Antoine Quatremère de Quincy
Dissertation sur la mosaïque dite d'Alexandre à
Arbèles
En 1830, dans la rue de Pompéi, qui, du temple de
la Fortune et de l'arc triomphal de Tibère,
s'étendait jusqu'à la porte d'Isis, fut
découverte, et en partie déblayée, une
des plus belles habitations de cette ville. Cependant, ce ne
fut qu'en 1831 que l'on vit les opérations plus ou
moins lentes du déblayement mettre au jour la
totalité d'un superbe pavé en mosaïque,
qui décorait une des salles de cette maison.

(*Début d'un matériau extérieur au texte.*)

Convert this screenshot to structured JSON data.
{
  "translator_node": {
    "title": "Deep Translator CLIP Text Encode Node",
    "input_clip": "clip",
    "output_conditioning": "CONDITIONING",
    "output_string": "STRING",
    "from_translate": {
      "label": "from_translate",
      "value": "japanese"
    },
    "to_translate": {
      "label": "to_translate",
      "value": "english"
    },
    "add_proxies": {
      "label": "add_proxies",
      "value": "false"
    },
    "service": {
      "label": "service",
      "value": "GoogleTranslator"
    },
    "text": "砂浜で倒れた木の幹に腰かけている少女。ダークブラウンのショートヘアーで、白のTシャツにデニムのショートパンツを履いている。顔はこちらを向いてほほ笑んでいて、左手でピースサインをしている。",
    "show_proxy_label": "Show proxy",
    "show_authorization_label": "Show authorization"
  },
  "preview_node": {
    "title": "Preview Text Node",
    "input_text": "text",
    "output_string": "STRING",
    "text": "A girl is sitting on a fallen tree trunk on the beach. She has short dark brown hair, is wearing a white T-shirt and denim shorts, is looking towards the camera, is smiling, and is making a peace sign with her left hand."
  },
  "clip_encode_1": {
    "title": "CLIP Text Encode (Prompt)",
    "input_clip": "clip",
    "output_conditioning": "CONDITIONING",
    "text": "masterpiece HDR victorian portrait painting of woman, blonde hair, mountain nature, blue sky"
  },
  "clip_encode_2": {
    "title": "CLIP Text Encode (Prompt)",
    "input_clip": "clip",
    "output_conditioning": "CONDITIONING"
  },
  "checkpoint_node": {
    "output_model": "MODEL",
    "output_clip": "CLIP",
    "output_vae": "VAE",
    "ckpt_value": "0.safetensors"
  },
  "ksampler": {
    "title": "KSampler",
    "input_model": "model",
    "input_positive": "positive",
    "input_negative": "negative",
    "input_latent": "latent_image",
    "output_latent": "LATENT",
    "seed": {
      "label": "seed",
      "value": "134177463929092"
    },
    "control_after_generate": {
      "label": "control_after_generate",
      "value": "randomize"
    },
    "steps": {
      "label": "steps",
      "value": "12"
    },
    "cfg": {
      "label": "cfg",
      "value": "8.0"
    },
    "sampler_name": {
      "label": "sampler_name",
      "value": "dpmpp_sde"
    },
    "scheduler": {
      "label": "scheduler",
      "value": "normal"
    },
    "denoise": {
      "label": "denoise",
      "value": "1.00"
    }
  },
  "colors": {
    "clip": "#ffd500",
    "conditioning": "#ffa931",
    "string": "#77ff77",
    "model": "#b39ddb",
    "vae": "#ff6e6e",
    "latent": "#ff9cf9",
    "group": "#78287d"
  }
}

Cette salle, située entre cour et jardin, est de forme
quadrangulaire, et n'avait de murs que sur ses deux petits
côtés. Ouverte sur les deux grands, elle
était décorée, à l'entrée
donnant sur la cour, de deux colonnes corinthiennes
coloriées en cinabre. Quant à la partie qui
regardait le jardin, elle n'en était
séparée que par un petit mur à hauteur
d'appui, suffisant pour interrompre, par en bas, la
communication, par conséquent sans ôter la vue
des arbres ou des fleurs du jardin. Il ne reste plus
aujourd'hui que les vestiges de la disposition
générale des bâtiments, avec quelques
éléments architectoniques, d'après
lesquels il est permis seulement de deviner ce que
l'éruption du volcan a détruit.
Mais ce qui peut consoler ou dédommager de cette
perte, c'est le grand tableau en mosaïque qui se
déployait, comme un brillant tapis, sur toute
l'étendue du sol de cette salle, et lui servait de
pavement.
![]() Mazois - 4eme partie - Planche XLVIII bis |
Cet ouvrage, sans aucun doute, n'a pu être
exécuté par le mosaïquiste, que
d'après un véritable tableau, ou une
composition peinte qui ne doit pas avoir été
d'une moindre dimension. Dès lors, la conjecture la
plus probable est que ce qui aura servi de modèle au
travail de la mosaïque, aura dû être une
copie faite exprès, dans la mesure prescrite, et
d'après quelque original, peut-être beaucoup
plus grand, soit pour l'étendue, soit pour la
dimension des figures, dimension qui, comme on le verra, se
trouve ici rapetissée à peu près d'un
tiers de la proportion naturelle, évaluée de
cinq pieds et demi à six pieds.
Toujours peut-on dire, d'après l'étendue de
cette composition, longue de 19 palmes 1/2 sur 10 et 1/4 de
hauteur, que l'on possède l'ensemble d'un ouvrage qui,
surtout en le supposant rapetissé par le fait de son
nouvel emploi, aura dû être compté
autrefois parmi les grands ouvrages de la peinture. Si
ensuite on prend en considération le sujet qui s'y
trouvé développé, il faudra convenir que
jusque-là nous ne possédions rien qui pût
donner une idée positive de l'étendue des
grandes compositions que la peinture antique a
traitées, surtout en fait de batailles. A en croire
les notices de Pline, la peinture aurait, chez les Grecs,
réalisé, en ce genre, des entreprises de la
plus vaste étendue : témoin la bataille contre
les Perses, du peintre Aristide de Thèbes, où
l'on comptait jusqu'à cent personnages.
Rien, on doit le dire, n'est plus difficile pour le peintre
que l'obligation d'exprimer, dans l'espace borné d'un
tableau proprement dit, ou autrement dans un espace soumis
à l'unité physique d'un point de vue, et
à l'unité d'action, les scènes
variées d'un conflit entre deux armées,
c'est-à-dire deux multitudes. L'art doit consister
alors dans le choix d'un petit nombre d'incidents, de traits
ou d'actes significatifs sur les plans antérieurs de
la scène. Là seulement, et de cette seule
manière, peut être rendu clair aux yeux et
intelligible à l'esprit, par un petit nombre de faits
caractéristiques, le résultat d'une vaste
scène, dont la seule multiplicité d'acteurs
ferait une foule, au milieu de laquelle le spectateur ne
saurait reconnaître ni le moteur, ni le résultat
de l'action qu'on lui voudrait représenter.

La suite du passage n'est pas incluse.